Housing advocates disrupt Oakland City Council
Affordable housing activists angry over a proposed high-rise near Lake Merritt shut down an Oakland City Council meeting Tuesday evening, forcing the Council to shout over singing protesters just to adjourn the disrupted meeting.
The activists arrived to protest the proposed $5 million sale of a parcel of city-owned land to a development firm for the construction of a 24-story apartment tower.
The proposed development at the corner of East 12th Street and Second Avenue near the east end of Lake Merritt would be comprised of 298 market-rate apartments and about 2,000 square feet of ground-level retail space, according to city documents.
The activists criticized the project as being unaffordable to most Oakland residents and the latest project changing the demographic landscape of Oakland with the city becoming unaffordable to long-term, lower-income residents.

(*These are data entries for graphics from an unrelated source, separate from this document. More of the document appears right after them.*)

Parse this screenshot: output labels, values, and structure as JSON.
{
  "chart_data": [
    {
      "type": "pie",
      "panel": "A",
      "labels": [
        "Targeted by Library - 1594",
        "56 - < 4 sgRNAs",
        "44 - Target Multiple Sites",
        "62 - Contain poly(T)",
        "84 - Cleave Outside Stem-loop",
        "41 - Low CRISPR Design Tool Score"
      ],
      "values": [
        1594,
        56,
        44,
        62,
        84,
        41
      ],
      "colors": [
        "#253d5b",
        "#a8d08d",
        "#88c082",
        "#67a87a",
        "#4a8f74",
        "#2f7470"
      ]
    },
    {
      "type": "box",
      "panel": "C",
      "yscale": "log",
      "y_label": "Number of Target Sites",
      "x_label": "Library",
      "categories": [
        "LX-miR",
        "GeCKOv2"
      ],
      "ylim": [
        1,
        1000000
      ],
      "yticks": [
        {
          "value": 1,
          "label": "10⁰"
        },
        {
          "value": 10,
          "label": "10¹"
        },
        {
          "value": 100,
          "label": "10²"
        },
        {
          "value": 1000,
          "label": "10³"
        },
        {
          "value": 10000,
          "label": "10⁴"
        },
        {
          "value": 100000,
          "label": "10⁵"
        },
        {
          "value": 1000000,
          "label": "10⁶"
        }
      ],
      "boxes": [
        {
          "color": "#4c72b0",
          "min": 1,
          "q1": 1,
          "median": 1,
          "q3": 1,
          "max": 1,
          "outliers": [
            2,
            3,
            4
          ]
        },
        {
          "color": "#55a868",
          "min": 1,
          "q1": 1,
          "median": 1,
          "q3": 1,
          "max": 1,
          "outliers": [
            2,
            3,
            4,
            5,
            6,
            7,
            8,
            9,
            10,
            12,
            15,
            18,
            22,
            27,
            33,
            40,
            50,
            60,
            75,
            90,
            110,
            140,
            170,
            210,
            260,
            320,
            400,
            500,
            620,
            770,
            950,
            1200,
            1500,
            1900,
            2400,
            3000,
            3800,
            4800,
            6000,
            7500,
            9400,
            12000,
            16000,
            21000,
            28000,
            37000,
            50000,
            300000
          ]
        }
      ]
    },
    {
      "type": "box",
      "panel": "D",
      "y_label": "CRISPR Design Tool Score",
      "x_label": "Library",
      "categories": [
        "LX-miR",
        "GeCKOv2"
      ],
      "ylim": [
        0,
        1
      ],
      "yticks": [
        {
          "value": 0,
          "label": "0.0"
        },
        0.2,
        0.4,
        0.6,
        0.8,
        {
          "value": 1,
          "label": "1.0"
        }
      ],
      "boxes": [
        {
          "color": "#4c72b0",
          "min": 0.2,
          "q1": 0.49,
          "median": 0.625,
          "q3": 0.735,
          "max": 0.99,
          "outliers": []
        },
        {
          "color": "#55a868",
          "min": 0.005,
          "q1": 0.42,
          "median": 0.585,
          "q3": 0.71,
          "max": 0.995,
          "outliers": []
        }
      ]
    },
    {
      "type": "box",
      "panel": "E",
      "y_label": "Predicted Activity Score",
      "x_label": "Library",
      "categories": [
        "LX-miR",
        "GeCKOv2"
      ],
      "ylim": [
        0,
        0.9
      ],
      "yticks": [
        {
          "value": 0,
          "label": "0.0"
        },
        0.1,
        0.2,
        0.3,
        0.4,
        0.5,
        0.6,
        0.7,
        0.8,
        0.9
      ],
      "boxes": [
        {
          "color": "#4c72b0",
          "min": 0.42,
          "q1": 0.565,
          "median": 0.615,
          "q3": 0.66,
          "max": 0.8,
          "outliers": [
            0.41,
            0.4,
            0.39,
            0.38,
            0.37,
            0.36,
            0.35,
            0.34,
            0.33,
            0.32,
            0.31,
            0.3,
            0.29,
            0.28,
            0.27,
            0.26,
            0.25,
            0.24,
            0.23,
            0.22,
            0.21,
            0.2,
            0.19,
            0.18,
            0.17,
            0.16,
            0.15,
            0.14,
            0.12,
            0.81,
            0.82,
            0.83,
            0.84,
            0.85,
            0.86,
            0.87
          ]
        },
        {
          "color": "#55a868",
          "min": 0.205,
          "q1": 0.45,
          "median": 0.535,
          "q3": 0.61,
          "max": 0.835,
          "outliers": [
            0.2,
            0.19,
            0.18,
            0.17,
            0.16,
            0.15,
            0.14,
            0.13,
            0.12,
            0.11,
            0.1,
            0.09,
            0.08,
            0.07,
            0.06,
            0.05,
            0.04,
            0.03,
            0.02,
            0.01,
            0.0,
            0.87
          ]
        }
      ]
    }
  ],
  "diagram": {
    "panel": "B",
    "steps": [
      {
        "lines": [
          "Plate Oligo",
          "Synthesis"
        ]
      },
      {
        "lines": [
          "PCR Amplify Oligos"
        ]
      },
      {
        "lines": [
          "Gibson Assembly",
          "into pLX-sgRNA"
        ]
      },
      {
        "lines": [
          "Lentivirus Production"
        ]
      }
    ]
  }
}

Michal Jones from the group Black Seed characterized the municipal process surrounding the development as lacking community involvement.
Jones said economic conditions in Oakland have been pushing out longtime residents, often people of color or low-income families, which can lead to increased police surveillance and other problems associated with gentrification:
“Folks who have lived there for a long time can no longer afford the rent. … This is our way of bringing the issues to the people and let the people decide.”

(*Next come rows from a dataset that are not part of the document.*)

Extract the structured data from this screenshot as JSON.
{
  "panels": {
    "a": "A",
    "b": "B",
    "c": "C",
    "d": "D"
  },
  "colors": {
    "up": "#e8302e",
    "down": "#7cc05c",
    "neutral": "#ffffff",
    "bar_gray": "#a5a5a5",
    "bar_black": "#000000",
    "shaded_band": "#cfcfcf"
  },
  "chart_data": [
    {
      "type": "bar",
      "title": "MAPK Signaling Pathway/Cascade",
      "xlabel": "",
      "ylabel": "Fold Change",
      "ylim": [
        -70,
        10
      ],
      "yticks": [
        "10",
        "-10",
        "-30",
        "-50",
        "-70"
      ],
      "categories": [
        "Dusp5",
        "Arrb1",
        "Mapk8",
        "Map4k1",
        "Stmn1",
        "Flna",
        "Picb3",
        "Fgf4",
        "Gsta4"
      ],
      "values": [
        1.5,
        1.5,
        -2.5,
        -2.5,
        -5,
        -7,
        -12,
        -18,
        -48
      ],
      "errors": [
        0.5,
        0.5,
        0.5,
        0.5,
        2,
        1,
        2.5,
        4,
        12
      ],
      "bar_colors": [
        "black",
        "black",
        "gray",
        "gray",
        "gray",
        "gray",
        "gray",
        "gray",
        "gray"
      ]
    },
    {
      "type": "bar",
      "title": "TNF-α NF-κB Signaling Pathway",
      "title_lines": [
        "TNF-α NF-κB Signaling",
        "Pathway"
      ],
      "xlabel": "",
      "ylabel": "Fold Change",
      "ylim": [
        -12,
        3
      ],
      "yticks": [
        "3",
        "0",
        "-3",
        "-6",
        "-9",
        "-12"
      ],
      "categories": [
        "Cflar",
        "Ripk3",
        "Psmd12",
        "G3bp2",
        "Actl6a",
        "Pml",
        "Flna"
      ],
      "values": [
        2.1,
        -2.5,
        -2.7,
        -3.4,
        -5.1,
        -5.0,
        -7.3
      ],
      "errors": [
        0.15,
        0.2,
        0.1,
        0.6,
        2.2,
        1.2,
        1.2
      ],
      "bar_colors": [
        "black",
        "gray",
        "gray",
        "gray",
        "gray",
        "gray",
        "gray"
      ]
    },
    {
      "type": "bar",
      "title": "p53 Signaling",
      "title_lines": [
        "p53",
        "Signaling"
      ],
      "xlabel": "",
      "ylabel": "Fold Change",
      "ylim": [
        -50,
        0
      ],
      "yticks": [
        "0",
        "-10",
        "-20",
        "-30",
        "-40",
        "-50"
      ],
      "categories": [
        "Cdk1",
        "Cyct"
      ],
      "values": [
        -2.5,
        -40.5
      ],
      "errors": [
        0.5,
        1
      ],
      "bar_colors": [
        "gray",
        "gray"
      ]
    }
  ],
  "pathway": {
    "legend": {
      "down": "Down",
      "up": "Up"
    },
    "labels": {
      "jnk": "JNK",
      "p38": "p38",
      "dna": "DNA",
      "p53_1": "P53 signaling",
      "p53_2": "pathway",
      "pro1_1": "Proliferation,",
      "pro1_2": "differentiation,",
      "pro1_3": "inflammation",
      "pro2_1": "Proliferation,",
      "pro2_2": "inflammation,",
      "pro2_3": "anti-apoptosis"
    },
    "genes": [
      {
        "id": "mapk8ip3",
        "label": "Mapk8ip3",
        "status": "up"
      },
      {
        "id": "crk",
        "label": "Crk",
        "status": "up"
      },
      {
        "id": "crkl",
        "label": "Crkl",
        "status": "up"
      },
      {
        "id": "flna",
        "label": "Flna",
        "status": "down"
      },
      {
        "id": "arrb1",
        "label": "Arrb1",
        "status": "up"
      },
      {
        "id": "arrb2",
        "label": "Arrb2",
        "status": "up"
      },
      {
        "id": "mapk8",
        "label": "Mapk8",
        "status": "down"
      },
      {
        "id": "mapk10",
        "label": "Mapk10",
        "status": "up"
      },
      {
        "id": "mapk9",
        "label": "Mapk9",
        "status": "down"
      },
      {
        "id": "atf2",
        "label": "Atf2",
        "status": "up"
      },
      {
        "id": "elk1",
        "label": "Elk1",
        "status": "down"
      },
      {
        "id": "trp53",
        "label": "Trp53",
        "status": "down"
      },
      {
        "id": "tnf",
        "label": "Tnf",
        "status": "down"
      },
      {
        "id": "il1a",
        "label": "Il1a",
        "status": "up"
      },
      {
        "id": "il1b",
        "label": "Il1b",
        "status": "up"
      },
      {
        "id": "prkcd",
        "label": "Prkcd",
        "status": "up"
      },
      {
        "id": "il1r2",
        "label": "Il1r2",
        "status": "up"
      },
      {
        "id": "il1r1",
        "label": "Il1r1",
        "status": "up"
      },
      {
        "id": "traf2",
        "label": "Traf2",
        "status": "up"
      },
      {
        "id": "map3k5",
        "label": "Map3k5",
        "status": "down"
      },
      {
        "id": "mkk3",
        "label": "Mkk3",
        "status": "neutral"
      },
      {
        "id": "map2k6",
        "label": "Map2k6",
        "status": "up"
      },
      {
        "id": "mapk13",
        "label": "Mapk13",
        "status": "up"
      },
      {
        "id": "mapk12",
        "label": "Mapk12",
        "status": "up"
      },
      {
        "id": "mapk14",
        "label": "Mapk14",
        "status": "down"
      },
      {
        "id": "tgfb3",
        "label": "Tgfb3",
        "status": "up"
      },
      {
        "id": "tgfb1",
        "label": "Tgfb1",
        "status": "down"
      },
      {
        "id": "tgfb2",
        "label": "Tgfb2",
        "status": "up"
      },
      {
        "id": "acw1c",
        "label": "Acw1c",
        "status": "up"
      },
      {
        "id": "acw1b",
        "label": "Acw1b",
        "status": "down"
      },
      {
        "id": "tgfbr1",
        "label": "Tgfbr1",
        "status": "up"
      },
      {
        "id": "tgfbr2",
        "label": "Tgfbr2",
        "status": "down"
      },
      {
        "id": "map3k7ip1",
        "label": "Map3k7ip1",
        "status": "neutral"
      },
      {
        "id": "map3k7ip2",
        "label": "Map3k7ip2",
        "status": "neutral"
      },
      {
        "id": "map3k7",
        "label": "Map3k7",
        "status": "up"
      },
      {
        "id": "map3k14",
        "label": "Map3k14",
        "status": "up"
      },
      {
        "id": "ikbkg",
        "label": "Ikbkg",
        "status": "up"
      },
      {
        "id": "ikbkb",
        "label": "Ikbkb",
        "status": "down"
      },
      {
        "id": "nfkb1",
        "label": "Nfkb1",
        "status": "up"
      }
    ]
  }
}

Several of the activists locked their arms through pipes in the center of the Council Chambers between the councilmembers and the audience at about 6:30 p.m. Others unfurled banners and carried bullhorns.
The Council had accomplished little of its agenda, only having a short discussion of Mayor Libby Schaaf’s proposed budget before the meeting was shut down during the public comment portion.

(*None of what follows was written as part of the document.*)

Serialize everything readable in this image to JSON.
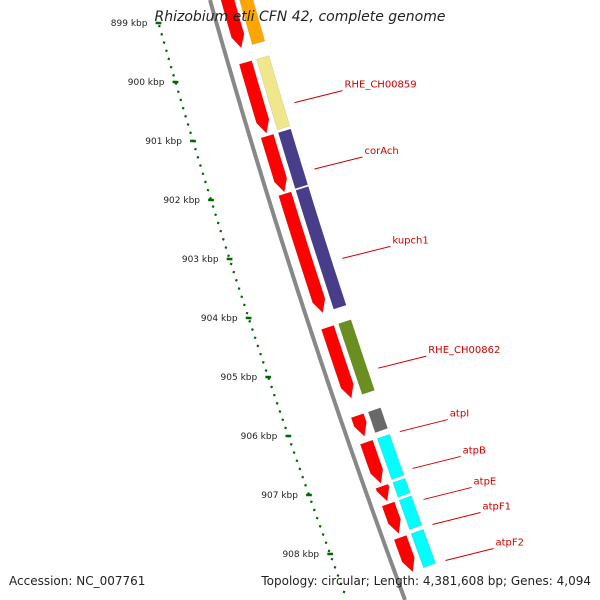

Councilmembers quickly called a recess and adjourned the meeting about an hour later, shouting over protesters singing “Which side are you on?” The protesters, who had unfurled a banner reading “The People’s City Council” continued their discussion well after the meeting adjourned, with residents taking turns telling their stories of how rising housing prices are affecting their lives.
The activists claim one-bedroom units in the new tower could cost more than $3,000 a month, making them unaffordable to many current Oakland residents. In a list of demands read during the protest, they said the plan should require a proportion of the apartments be set aside as affordable units.
Having effectively prevented a vote on the project tonight, the protesters decided to clear the Council Chambers as of about 9 p.m.
No arrests had been made in connection with tonight’s meeting as of 8 p.m., according to Oakland police.